Budaya Yali dan Ngalum serta suku-suku lain di Papua Pegunungan juga sangat unik dan berbeda. Pengemasan yang baik terhadap keragaman budaya ini akan menarik lebih banyak wisatawan. Peningkatan jumlah kunjungan akan memberikan manfaat ekonomi yang besar.

Peningkatan jumlah wisatawan asing maupun lokal sangat penting. Ini secara langsung akan meningkatkan pendapatan dari pengelolaan wisata budaya. Penjualan aksesoris dan cenderamata asli daerah juga akan turut meningkat.

Visi Pembangunan Pariwisata Berkelanjutan

Sinergi festival budaya ini sejalan dengan visi dan misi Gubernur serta Wakil Gubernur Papua Pegunungan. Visi tersebut berfokus pada optimalisasi potensi wisata di daerah. Tujuannya adalah membawa kesejahteraan bagi masyarakat di delapan kabupaten.
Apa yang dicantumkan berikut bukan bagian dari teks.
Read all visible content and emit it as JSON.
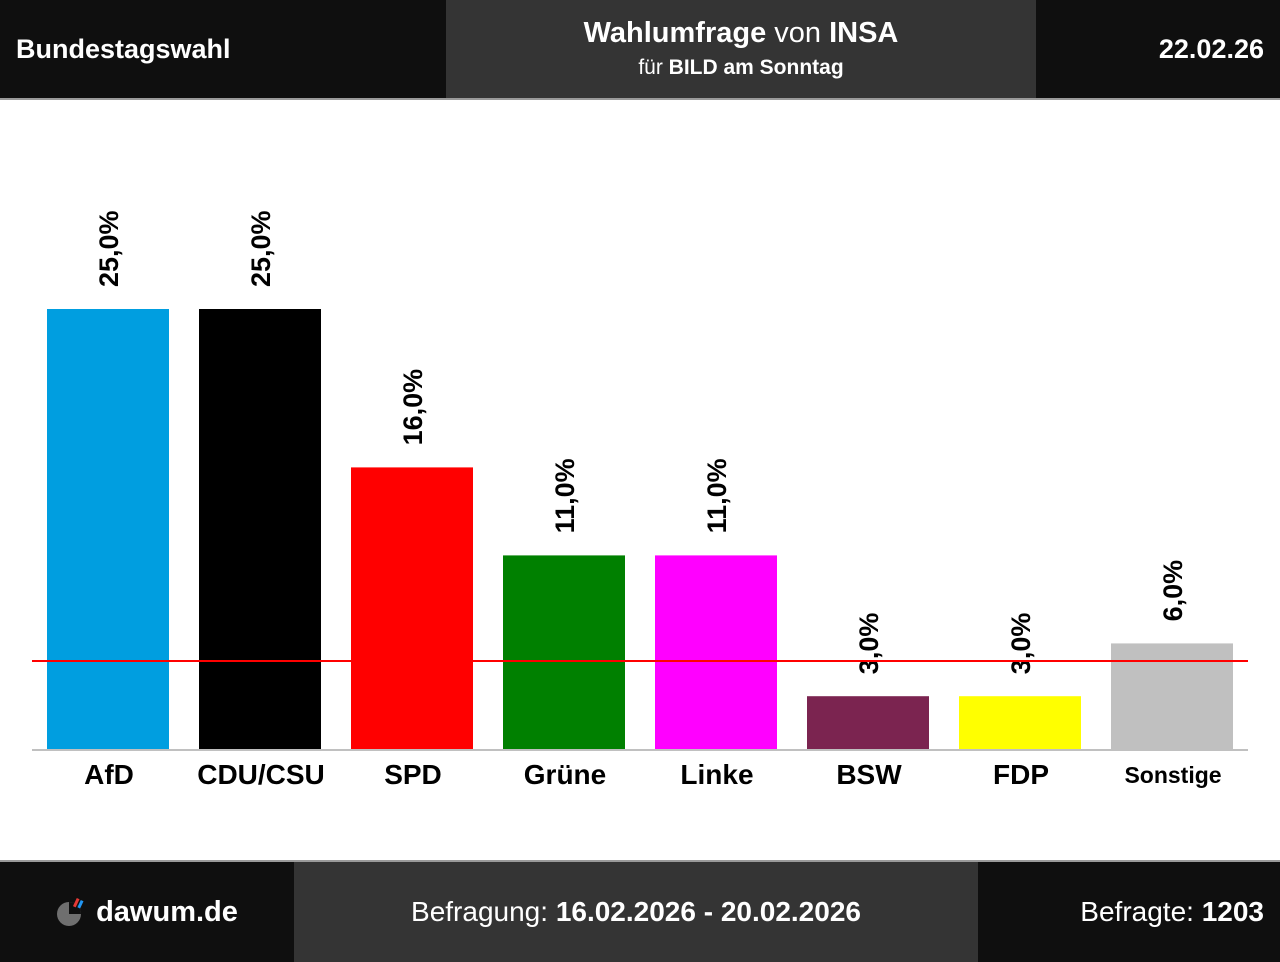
{
  "header": {
    "left": "Bundestagswahl",
    "title_bold_1": "Wahlumfrage",
    "title_normal": " von ",
    "title_bold_2": "INSA",
    "subtitle_normal": "für ",
    "subtitle_bold": "BILD am Sonntag",
    "date": "22.02.26"
  },
  "footer": {
    "site": "dawum.de",
    "period_label": "Befragung: ",
    "period_value": "16.02.2026 - 20.02.2026",
    "respondents_label": "Befragte: ",
    "respondents_value": "1203"
  },
  "colors": {
    "header_bg": "#0f0f0f",
    "header_mid_bg": "#343434",
    "threshold": "#ff0000",
    "axis": "#c0c0c0"
  },
  "chart_data": {
    "type": "bar",
    "categories": [
      "AfD",
      "CDU/CSU",
      "SPD",
      "Grüne",
      "Linke",
      "BSW",
      "FDP",
      "Sonstige"
    ],
    "values": [
      25.0,
      25.0,
      16.0,
      11.0,
      11.0,
      3.0,
      3.0,
      6.0
    ],
    "value_labels": [
      "25,0%",
      "25,0%",
      "16,0%",
      "11,0%",
      "11,0%",
      "3,0%",
      "3,0%",
      "6,0%"
    ],
    "colors": [
      "#009ee0",
      "#000000",
      "#ff0000",
      "#008000",
      "#ff00ff",
      "#7b2450",
      "#ffff00",
      "#c0c0c0"
    ],
    "threshold": 5,
    "ylim": [
      0,
      25
    ],
    "grid": false,
    "legend": "none"
  }
}
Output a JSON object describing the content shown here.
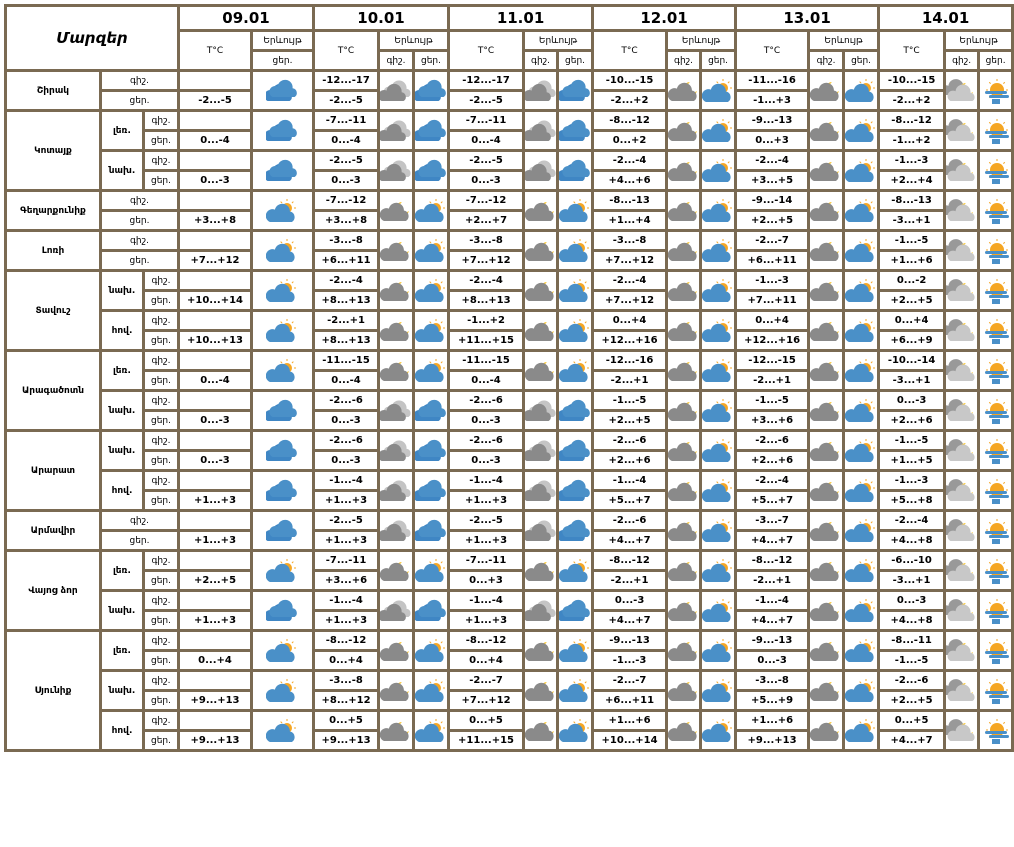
{
  "header": {
    "regions_title": "Մարզեր",
    "temp_label": "T°C",
    "phenomenon_label": "Երևույթ",
    "night_label": "գիշ.",
    "day_label": "ցեր.",
    "dates": [
      "09.01",
      "10.01",
      "11.01",
      "12.01",
      "13.01",
      "14.01"
    ]
  },
  "colors": {
    "grid": "#7a6a52",
    "cloud_blue": "#4a90c8",
    "cloud_gray": "#8a8a8a",
    "sun": "#f5a623"
  },
  "regions": [
    {
      "name": "Շիրակ",
      "rows": [
        {
          "sub": "",
          "temps": [
            [
              "",
              "-2...-5"
            ],
            [
              "-12...-17",
              "-2...-5"
            ],
            [
              "-12...-17",
              "-2...-5"
            ],
            [
              "-10...-15",
              "-2...+2"
            ],
            [
              "-11...-16",
              "-1...+3"
            ],
            [
              "-10...-15",
              "-2...+2"
            ]
          ],
          "icons": [
            [
              "cloudy-blue"
            ],
            [
              "clouds-gray",
              "cloudy-blue"
            ],
            [
              "clouds-gray",
              "cloudy-blue"
            ],
            [
              "night-cloud",
              "partly-sunny"
            ],
            [
              "night-cloud",
              "partly-sunny"
            ],
            [
              "night-light",
              "sun-fog"
            ]
          ]
        }
      ]
    },
    {
      "name": "Կոտայք",
      "rows": [
        {
          "sub": "լեռ.",
          "temps": [
            [
              "",
              "0...-4"
            ],
            [
              "-7...-11",
              "0...-4"
            ],
            [
              "-7...-11",
              "0...-4"
            ],
            [
              "-8...-12",
              "0...+2"
            ],
            [
              "-9...-13",
              "0...+3"
            ],
            [
              "-8...-12",
              "-1...+2"
            ]
          ],
          "icons": [
            [
              "cloudy-blue"
            ],
            [
              "clouds-gray",
              "cloudy-blue"
            ],
            [
              "clouds-gray",
              "cloudy-blue"
            ],
            [
              "night-cloud",
              "partly-sunny"
            ],
            [
              "night-cloud",
              "partly-sunny"
            ],
            [
              "night-light",
              "sun-fog"
            ]
          ]
        },
        {
          "sub": "նախ.",
          "temps": [
            [
              "",
              "0...-3"
            ],
            [
              "-2...-5",
              "0...-3"
            ],
            [
              "-2...-5",
              "0...-3"
            ],
            [
              "-2...-4",
              "+4...+6"
            ],
            [
              "-2...-4",
              "+3...+5"
            ],
            [
              "-1...-3",
              "+2...+4"
            ]
          ],
          "icons": [
            [
              "cloudy-blue"
            ],
            [
              "clouds-gray",
              "cloudy-blue"
            ],
            [
              "clouds-gray",
              "cloudy-blue"
            ],
            [
              "night-cloud",
              "partly-sunny"
            ],
            [
              "night-cloud",
              "partly-sunny"
            ],
            [
              "night-light",
              "sun-fog"
            ]
          ]
        }
      ]
    },
    {
      "name": "Գեղարքունիք",
      "rows": [
        {
          "sub": "",
          "temps": [
            [
              "",
              "+3...+8"
            ],
            [
              "-7...-12",
              "+3...+8"
            ],
            [
              "-7...-12",
              "+2...+7"
            ],
            [
              "-8...-13",
              "+1...+4"
            ],
            [
              "-9...-14",
              "+2...+5"
            ],
            [
              "-8...-13",
              "-3...+1"
            ]
          ],
          "icons": [
            [
              "partly-sunny"
            ],
            [
              "night-cloud",
              "partly-sunny"
            ],
            [
              "night-cloud",
              "partly-sunny"
            ],
            [
              "night-cloud",
              "partly-sunny"
            ],
            [
              "night-cloud",
              "partly-sunny"
            ],
            [
              "night-light",
              "sun-fog"
            ]
          ]
        }
      ]
    },
    {
      "name": "Լոռի",
      "rows": [
        {
          "sub": "",
          "temps": [
            [
              "",
              "+7...+12"
            ],
            [
              "-3...-8",
              "+6...+11"
            ],
            [
              "-3...-8",
              "+7...+12"
            ],
            [
              "-3...-8",
              "+7...+12"
            ],
            [
              "-2...-7",
              "+6...+11"
            ],
            [
              "-1...-5",
              "+1...+6"
            ]
          ],
          "icons": [
            [
              "partly-sunny"
            ],
            [
              "night-cloud",
              "partly-sunny"
            ],
            [
              "night-cloud",
              "partly-sunny"
            ],
            [
              "night-cloud",
              "partly-sunny"
            ],
            [
              "night-cloud",
              "partly-sunny"
            ],
            [
              "night-light",
              "sun-fog"
            ]
          ]
        }
      ]
    },
    {
      "name": "Տավուշ",
      "rows": [
        {
          "sub": "նախ.",
          "temps": [
            [
              "",
              "+10...+14"
            ],
            [
              "-2...-4",
              "+8...+13"
            ],
            [
              "-2...-4",
              "+8...+13"
            ],
            [
              "-2...-4",
              "+7...+12"
            ],
            [
              "-1...-3",
              "+7...+11"
            ],
            [
              "0...-2",
              "+2...+5"
            ]
          ],
          "icons": [
            [
              "partly-sunny"
            ],
            [
              "night-cloud",
              "partly-sunny"
            ],
            [
              "night-cloud",
              "partly-sunny"
            ],
            [
              "night-cloud",
              "partly-sunny"
            ],
            [
              "night-cloud",
              "partly-sunny"
            ],
            [
              "night-light",
              "sun-fog"
            ]
          ]
        },
        {
          "sub": "հով.",
          "temps": [
            [
              "",
              "+10...+13"
            ],
            [
              "-2...+1",
              "+8...+13"
            ],
            [
              "-1...+2",
              "+11...+15"
            ],
            [
              "0...+4",
              "+12...+16"
            ],
            [
              "0...+4",
              "+12...+16"
            ],
            [
              "0...+4",
              "+6...+9"
            ]
          ],
          "icons": [
            [
              "partly-sunny"
            ],
            [
              "night-cloud",
              "partly-sunny"
            ],
            [
              "night-cloud",
              "partly-sunny"
            ],
            [
              "night-cloud",
              "partly-sunny"
            ],
            [
              "night-cloud",
              "partly-sunny"
            ],
            [
              "night-light",
              "sun-fog"
            ]
          ]
        }
      ]
    },
    {
      "name": "Արագածոտն",
      "rows": [
        {
          "sub": "լեռ.",
          "temps": [
            [
              "",
              "0...-4"
            ],
            [
              "-11...-15",
              "0...-4"
            ],
            [
              "-11...-15",
              "0...-4"
            ],
            [
              "-12...-16",
              "-2...+1"
            ],
            [
              "-12...-15",
              "-2...+1"
            ],
            [
              "-10...-14",
              "-3...+1"
            ]
          ],
          "icons": [
            [
              "partly-sunny"
            ],
            [
              "night-cloud",
              "partly-sunny"
            ],
            [
              "night-cloud",
              "partly-sunny"
            ],
            [
              "night-cloud",
              "partly-sunny"
            ],
            [
              "night-cloud",
              "partly-sunny"
            ],
            [
              "night-light",
              "sun-fog"
            ]
          ]
        },
        {
          "sub": "նախ.",
          "temps": [
            [
              "",
              "0...-3"
            ],
            [
              "-2...-6",
              "0...-3"
            ],
            [
              "-2...-6",
              "0...-3"
            ],
            [
              "-1...-5",
              "+2...+5"
            ],
            [
              "-1...-5",
              "+3...+6"
            ],
            [
              "0...-3",
              "+2...+6"
            ]
          ],
          "icons": [
            [
              "cloudy-blue"
            ],
            [
              "clouds-gray",
              "cloudy-blue"
            ],
            [
              "clouds-gray",
              "cloudy-blue"
            ],
            [
              "night-cloud",
              "partly-sunny"
            ],
            [
              "night-cloud",
              "partly-sunny"
            ],
            [
              "night-light",
              "sun-fog"
            ]
          ]
        }
      ]
    },
    {
      "name": "Արարատ",
      "rows": [
        {
          "sub": "նախ.",
          "temps": [
            [
              "",
              "0...-3"
            ],
            [
              "-2...-6",
              "0...-3"
            ],
            [
              "-2...-6",
              "0...-3"
            ],
            [
              "-2...-6",
              "+2...+6"
            ],
            [
              "-2...-6",
              "+2...+6"
            ],
            [
              "-1...-5",
              "+1...+5"
            ]
          ],
          "icons": [
            [
              "cloudy-blue"
            ],
            [
              "clouds-gray",
              "cloudy-blue"
            ],
            [
              "clouds-gray",
              "cloudy-blue"
            ],
            [
              "night-cloud",
              "partly-sunny"
            ],
            [
              "night-cloud",
              "partly-sunny"
            ],
            [
              "night-light",
              "sun-fog"
            ]
          ]
        },
        {
          "sub": "հով.",
          "temps": [
            [
              "",
              "+1...+3"
            ],
            [
              "-1...-4",
              "+1...+3"
            ],
            [
              "-1...-4",
              "+1...+3"
            ],
            [
              "-1...-4",
              "+5...+7"
            ],
            [
              "-2...-4",
              "+5...+7"
            ],
            [
              "-1...-3",
              "+5...+8"
            ]
          ],
          "icons": [
            [
              "cloudy-blue"
            ],
            [
              "clouds-gray",
              "cloudy-blue"
            ],
            [
              "clouds-gray",
              "cloudy-blue"
            ],
            [
              "night-cloud",
              "partly-sunny"
            ],
            [
              "night-cloud",
              "partly-sunny"
            ],
            [
              "night-light",
              "sun-fog"
            ]
          ]
        }
      ]
    },
    {
      "name": "Արմավիր",
      "rows": [
        {
          "sub": "",
          "temps": [
            [
              "",
              "+1...+3"
            ],
            [
              "-2...-5",
              "+1...+3"
            ],
            [
              "-2...-5",
              "+1...+3"
            ],
            [
              "-2...-6",
              "+4...+7"
            ],
            [
              "-3...-7",
              "+4...+7"
            ],
            [
              "-2...-4",
              "+4...+8"
            ]
          ],
          "icons": [
            [
              "cloudy-blue"
            ],
            [
              "clouds-gray",
              "cloudy-blue"
            ],
            [
              "clouds-gray",
              "cloudy-blue"
            ],
            [
              "night-cloud",
              "partly-sunny"
            ],
            [
              "night-cloud",
              "partly-sunny"
            ],
            [
              "night-light",
              "sun-fog"
            ]
          ]
        }
      ]
    },
    {
      "name": "Վայոց ձոր",
      "rows": [
        {
          "sub": "լեռ.",
          "temps": [
            [
              "",
              "+2...+5"
            ],
            [
              "-7...-11",
              "+3...+6"
            ],
            [
              "-7...-11",
              "0...+3"
            ],
            [
              "-8...-12",
              "-2...+1"
            ],
            [
              "-8...-12",
              "-2...+1"
            ],
            [
              "-6...-10",
              "-3...+1"
            ]
          ],
          "icons": [
            [
              "partly-sunny"
            ],
            [
              "night-cloud",
              "partly-sunny"
            ],
            [
              "night-cloud",
              "partly-sunny"
            ],
            [
              "night-cloud",
              "partly-sunny"
            ],
            [
              "night-cloud",
              "partly-sunny"
            ],
            [
              "night-light",
              "sun-fog"
            ]
          ]
        },
        {
          "sub": "նախ.",
          "temps": [
            [
              "",
              "+1...+3"
            ],
            [
              "-1...-4",
              "+1...+3"
            ],
            [
              "-1...-4",
              "+1...+3"
            ],
            [
              "0...-3",
              "+4...+7"
            ],
            [
              "-1...-4",
              "+4...+7"
            ],
            [
              "0...-3",
              "+4...+8"
            ]
          ],
          "icons": [
            [
              "cloudy-blue"
            ],
            [
              "clouds-gray",
              "cloudy-blue"
            ],
            [
              "clouds-gray",
              "cloudy-blue"
            ],
            [
              "night-cloud",
              "partly-sunny"
            ],
            [
              "night-cloud",
              "partly-sunny"
            ],
            [
              "night-light",
              "sun-fog"
            ]
          ]
        }
      ]
    },
    {
      "name": "Սյունիք",
      "rows": [
        {
          "sub": "լեռ.",
          "temps": [
            [
              "",
              "0...+4"
            ],
            [
              "-8...-12",
              "0...+4"
            ],
            [
              "-8...-12",
              "0...+4"
            ],
            [
              "-9...-13",
              "-1...-3"
            ],
            [
              "-9...-13",
              "0...-3"
            ],
            [
              "-8...-11",
              "-1...-5"
            ]
          ],
          "icons": [
            [
              "partly-sunny"
            ],
            [
              "night-cloud",
              "partly-sunny"
            ],
            [
              "night-cloud",
              "partly-sunny"
            ],
            [
              "night-cloud",
              "partly-sunny"
            ],
            [
              "night-cloud",
              "partly-sunny"
            ],
            [
              "night-light",
              "sun-fog"
            ]
          ]
        },
        {
          "sub": "նախ.",
          "temps": [
            [
              "",
              "+9...+13"
            ],
            [
              "-3...-8",
              "+8...+12"
            ],
            [
              "-2...-7",
              "+7...+12"
            ],
            [
              "-2...-7",
              "+6...+11"
            ],
            [
              "-3...-8",
              "+5...+9"
            ],
            [
              "-2...-6",
              "+2...+5"
            ]
          ],
          "icons": [
            [
              "partly-sunny"
            ],
            [
              "night-cloud",
              "partly-sunny"
            ],
            [
              "night-cloud",
              "partly-sunny"
            ],
            [
              "night-cloud",
              "partly-sunny"
            ],
            [
              "night-cloud",
              "partly-sunny"
            ],
            [
              "night-light",
              "sun-fog"
            ]
          ]
        },
        {
          "sub": "հով.",
          "temps": [
            [
              "",
              "+9...+13"
            ],
            [
              "0...+5",
              "+9...+13"
            ],
            [
              "0...+5",
              "+11...+15"
            ],
            [
              "+1...+6",
              "+10...+14"
            ],
            [
              "+1...+6",
              "+9...+13"
            ],
            [
              "0...+5",
              "+4...+7"
            ]
          ],
          "icons": [
            [
              "partly-sunny"
            ],
            [
              "night-cloud",
              "partly-sunny"
            ],
            [
              "night-cloud",
              "partly-sunny"
            ],
            [
              "night-cloud",
              "partly-sunny"
            ],
            [
              "night-cloud",
              "partly-sunny"
            ],
            [
              "night-light",
              "sun-fog"
            ]
          ]
        }
      ]
    }
  ]
}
Potensi wisata yang dioptimalkan diharapkan menjadi motor penggerak ekonomi lokal. Hal ini akan menciptakan peluang usaha baru bagi masyarakat. Peningkatan pendapatan daerah juga akan mendukung pembangunan infrastruktur.
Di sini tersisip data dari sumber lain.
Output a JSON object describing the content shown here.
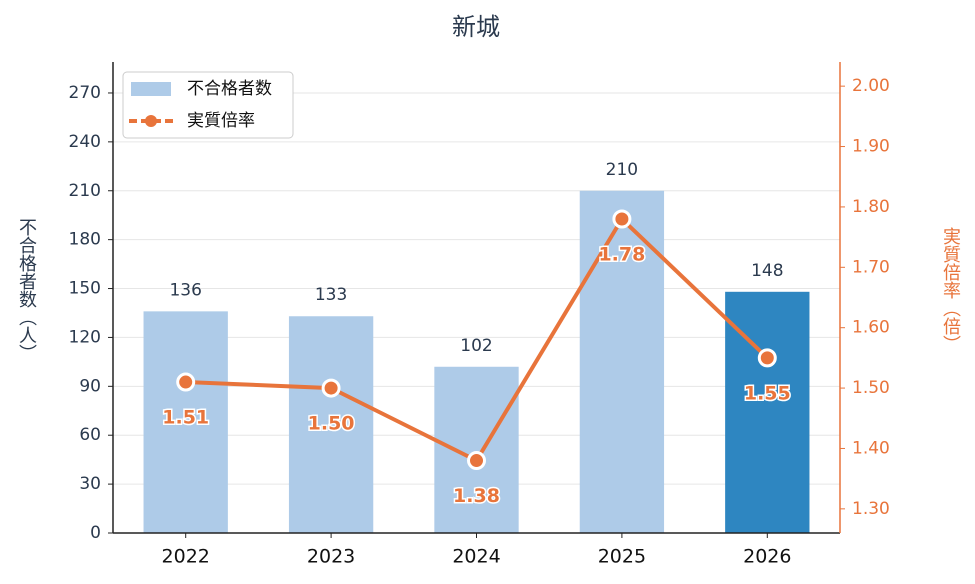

Kunjungan wisatawan, baik asing maupun lokal, merupakan indikator keberhasilan. Jumlah kunjungan yang tinggi akan secara langsung meningkatkan pendapatan daerah. Pendapatan ini berasal dari hasil pengelolaan wisata budaya.

Selain itu, penjualan produk-produk lokal seperti aksesoris dan cenderamata juga akan meningkat. Ini akan memberdayakan pengrajin dan pelaku UMKM di Papua Pegunungan. Dengan demikian, pariwisata budaya menjadi pilar penting pembangunan.